Le mot châtaigne déclenche en ma mémoire une myriade d’images bienfaisantes, liées à mon enfance, à Haegen, un village qui s’adosse à une vaste forêt, ourlée, en bordure, de châtaigniers.

Ces arbres rythmaient notre vie d’enfant. Ils nous apportaient des joies et des terrains d’observation sur plusieurs mois. Au printemps, leurs feuilles oblongues, pointues, aux bords dentelés, nous servaient à nous couronner. Il suffisait de deux ou trois feuilles que nous faisons tenir l’une à l’autre à l’aide d’aiguilles de pin. Nous étions rois, reines, empereurs ou impératrices pour une durée variable, parfois brève lorsque la couronne se défaisait. C’était si simple de prendre du galon et si rapide d’être destitué et renvoyé chez les roturiers. Nous aimions aussi rêver en arrachant le limbe des feuilles pour ne laisser que les robustes nervures, ce qui faisait ressembler les feuilles à des squelettes de poissons.

La fleur de châtaignier ressemble à un cure-pipe jaune clair. Ses chatons mâles apparaissent en premier. Les chatons femelles sont réunis par trois. Les massifs de châtaigniers en fleurs, rendus clairs par la floraison, tranchent au printemps avec les autres verts, plus insolents et profonds. La floraison de l’arbre est tardive : elle se déroule à partir de juin, et va jusqu’à la fin juillet. Avec la chaleur du début d’été, nous sentions le soir descendre de la forêt son parfum miellé, aimé des abeilles, qui œuvrent pour fournir un miel couleur caramel.

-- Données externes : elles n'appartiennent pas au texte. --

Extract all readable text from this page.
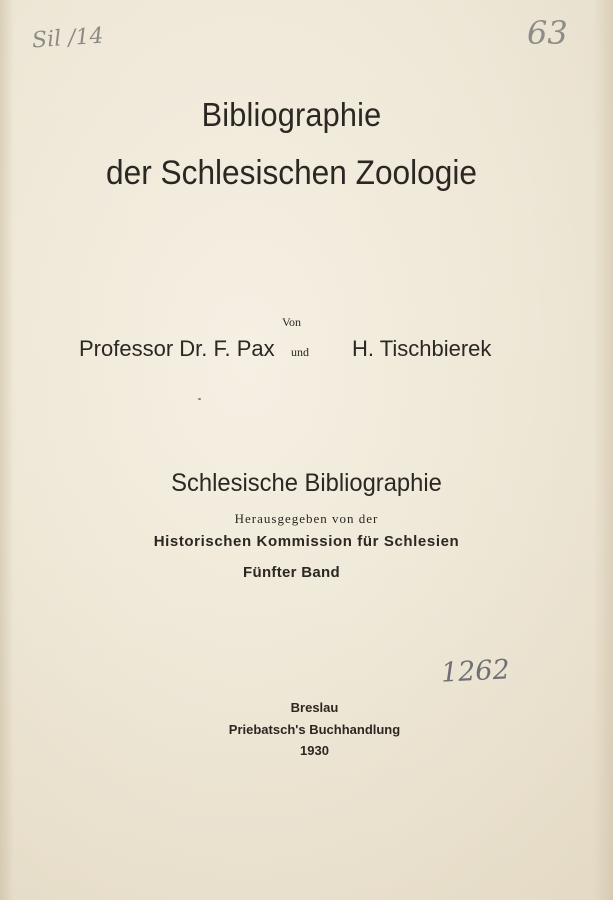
Sil /14	63
Bibliographie
der Schlesischen Zoologie
Von
Professor Dr. F. Pax und H. Tischbierek
Schlesische Bibliographie
Herausgegeben von der
Historischen Kommission für Schlesien
Fünfter Band
1262
Breslau
Priebatsch's Buchhandlung
1930
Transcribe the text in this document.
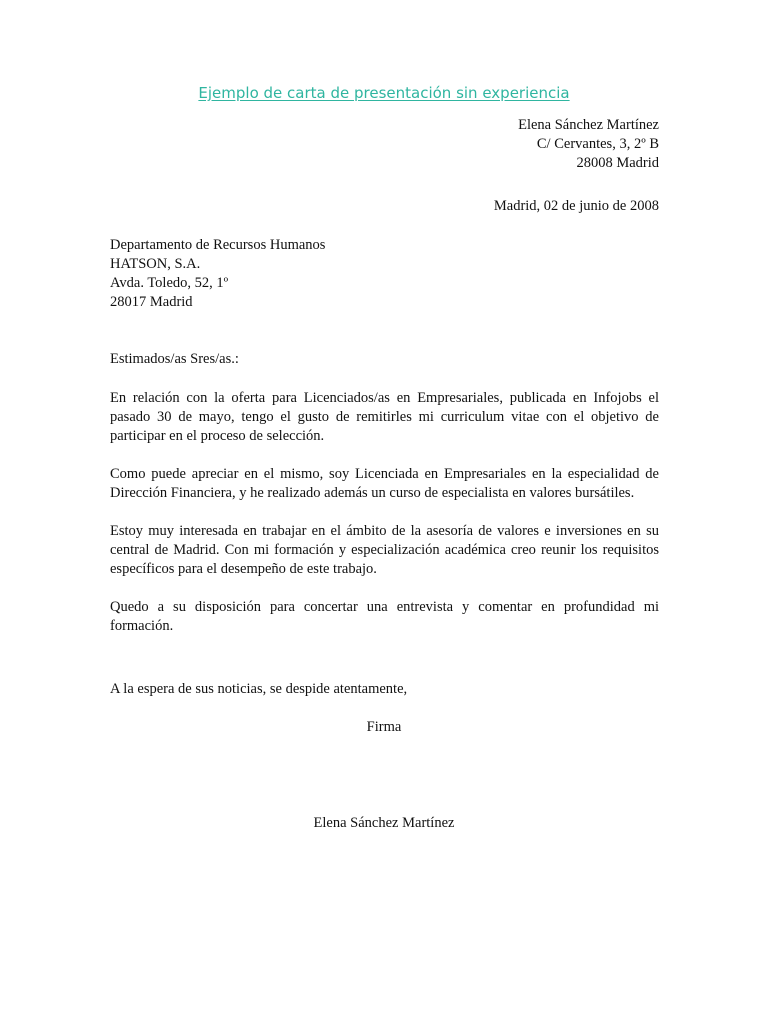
Ejemplo de carta de presentación sin experiencia
Elena Sánchez Martínez
C/ Cervantes, 3, 2º B
28008 Madrid
Madrid, 02 de junio de 2008
Departamento de Recursos Humanos
HATSON, S.A.
Avda. Toledo, 52, 1º
28017 Madrid
Estimados/as Sres/as.:

En relación con la oferta para Licenciados/as en Empresariales, publicada en Infojobs el pasado 30 de mayo, tengo el gusto de remitirles mi curriculum vitae con el objetivo de participar en el proceso de selección.

Como puede apreciar en el mismo, soy Licenciada en Empresariales en la especialidad de Dirección Financiera, y he realizado además un curso de especialista en valores bursátiles.

Estoy muy interesada en trabajar en el ámbito de la asesoría de valores e inversiones en su central de Madrid. Con mi formación y especialización académica creo reunir los requisitos específicos para el desempeño de este trabajo.

Quedo a su disposición para concertar una entrevista y comentar en profundidad mi formación.

A la espera de sus noticias, se despide atentamente,
Firma
Elena Sánchez Martínez
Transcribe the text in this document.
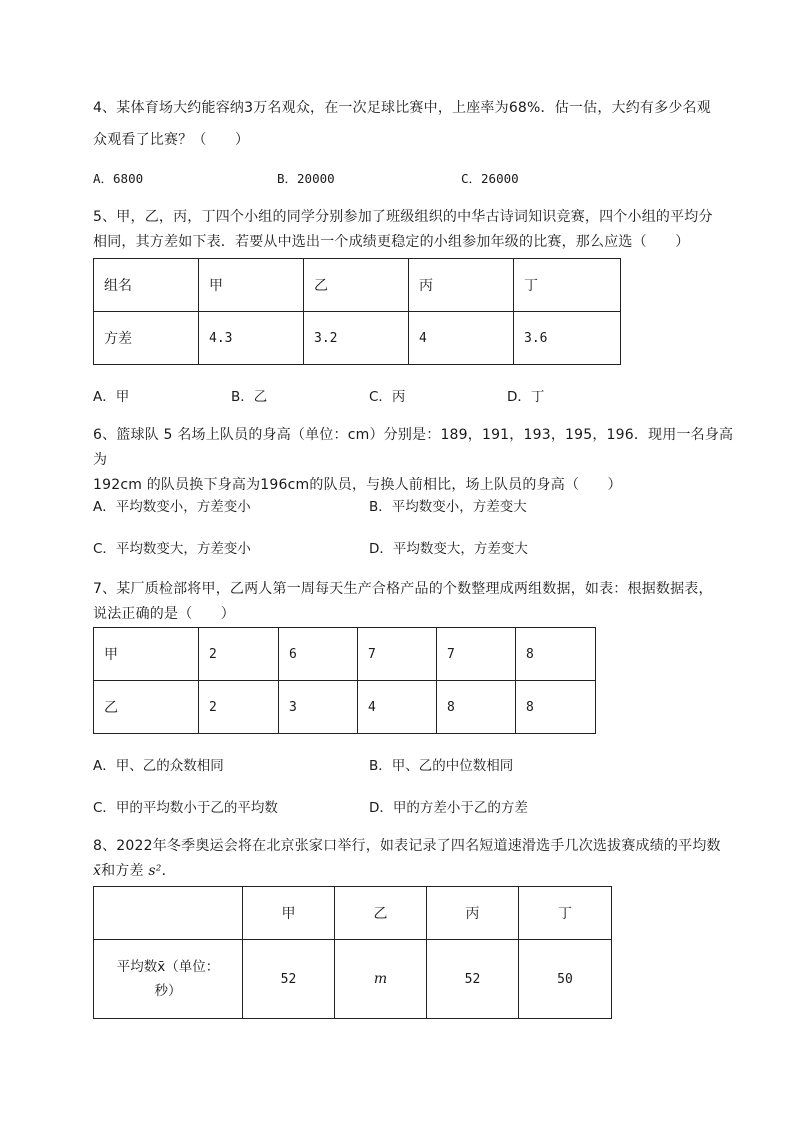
4、某体育场大约能容纳3万名观众，在一次足球比赛中，上座率为68%．估一估，大约有多少名观
众观看了比赛？（　　）
A．6800	B．20000	C．26000
5、甲，乙，丙，丁四个小组的同学分别参加了班级组织的中华古诗词知识竞赛，四个小组的平均分
相同，其方差如下表．若要从中选出一个成绩更稳定的小组参加年级的比赛，那么应选（　　）
组名	甲	乙	丙	丁
方差	4.3	3.2	4	3.6
A．甲	B．乙	C．丙	D．丁
6、篮球队 5 名场上队员的身高（单位：cm）分别是：189，191，193，195，196．现用一名身高为
192cm 的队员换下身高为196cm的队员，与换人前相比，场上队员的身高（　　）
A．平均数变小，方差变小	B．平均数变小，方差变大
C．平均数变大，方差变小	D．平均数变大，方差变大
7、某厂质检部将甲，乙两人第一周每天生产合格产品的个数整理成两组数据，如表：根据数据表，
说法正确的是（　　）
甲	2	6	7	7	8
乙	2	3	4	8	8
A．甲、乙的众数相同	B．甲、乙的中位数相同
C．甲的平均数小于乙的平均数	D．甲的方差小于乙的方差
8、2022年冬季奥运会将在北京张家口举行，如表记录了四名短道速滑选手几次选拔赛成绩的平均数
x̄和方差 s²．
	甲	乙	丙	丁

平均数x̄（单位：
秒）	52	m	52	50
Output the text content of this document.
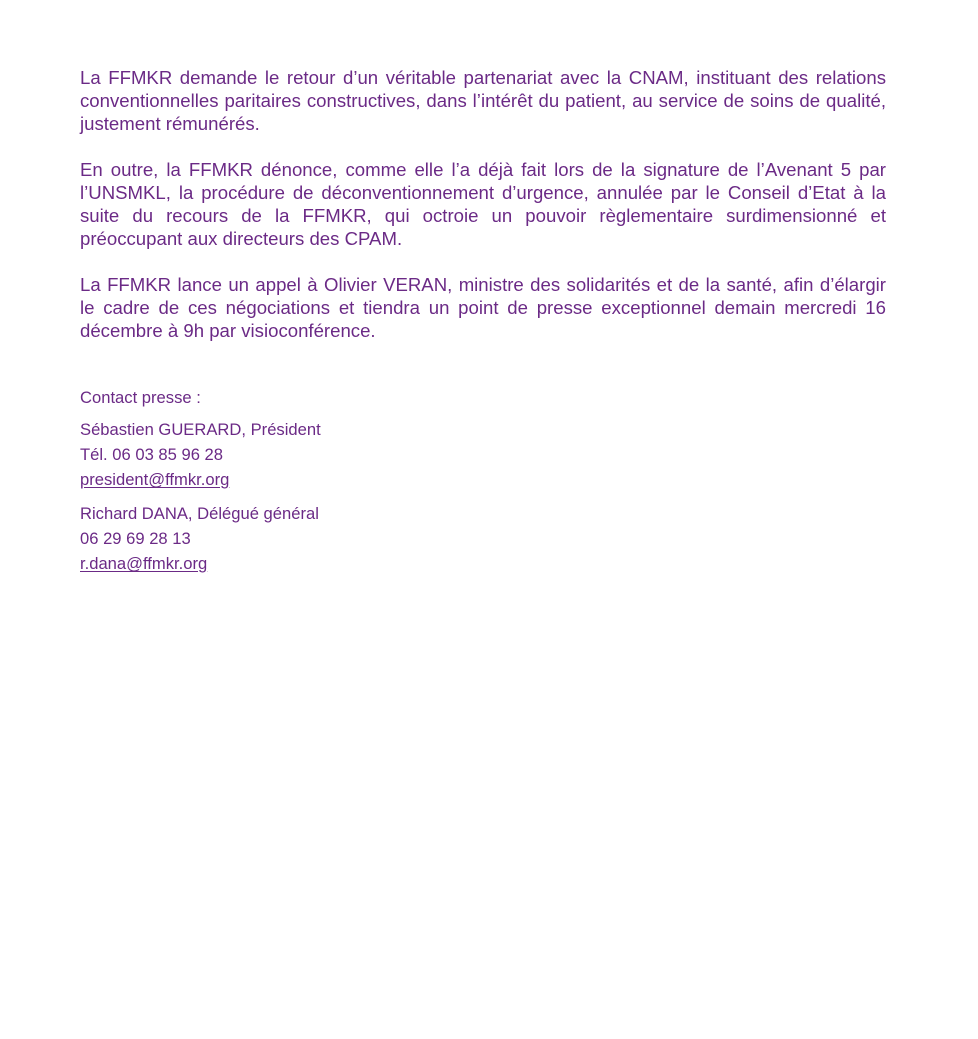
La FFMKR demande le retour d’un véritable partenariat avec la CNAM, instituant des relations conventionnelles paritaires constructives, dans l’intérêt du patient, au service de soins de qualité, justement rémunérés.

En outre, la FFMKR dénonce, comme elle l’a déjà fait lors de la signature de l’Avenant 5 par l’UNSMKL, la procédure de déconventionnement d’urgence, annulée par le Conseil d’Etat à la suite du recours de la FFMKR, qui octroie un pouvoir règlementaire surdimensionné et préoccupant aux directeurs des CPAM.

La FFMKR lance un appel à Olivier VERAN, ministre des solidarités et de la santé, afin d’élargir le cadre de ces négociations et tiendra un point de presse exceptionnel demain mercredi 16 décembre à 9h par visioconférence.

Contact presse :
Sébastien GUERARD, Président
Tél. 06 03 85 96 28
president@ffmkr.org
Richard DANA, Délégué général
06 29 69 28 13
r.dana@ffmkr.org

Feuilles, bogues et les fruits nommés akènes. / ©S. Morgenthaler

C’est le vent qui pollinise la fleur. Les inflorescences tombent ensuite au sol comme autant de cure-pipes jaune clair que le temps rendra brunes. Ensuite se développent les bogues, hérissons d’un vert tendre, à l’intérieur satiné et velouté. C’est là que les châtaignes se développent, d’abord claires comme l’ivoire, pour s’infuser de brun au fil des semaines. À maturité, la bogue tombe au sol. Lorsqu’elle entrouvre ses quatre raies, les châtaignes, généralement deux ou trois, apparaissent luisantes, agglutinées comme une nichée. Il arrive que les bogues tombent au sol sans s’ouvrir. Cela nous permettait de poser le talon sur elle et de le tourner avec frénésie pour extraire les fruits. Et la bogue aplatie ressemblait à une étoile de mer.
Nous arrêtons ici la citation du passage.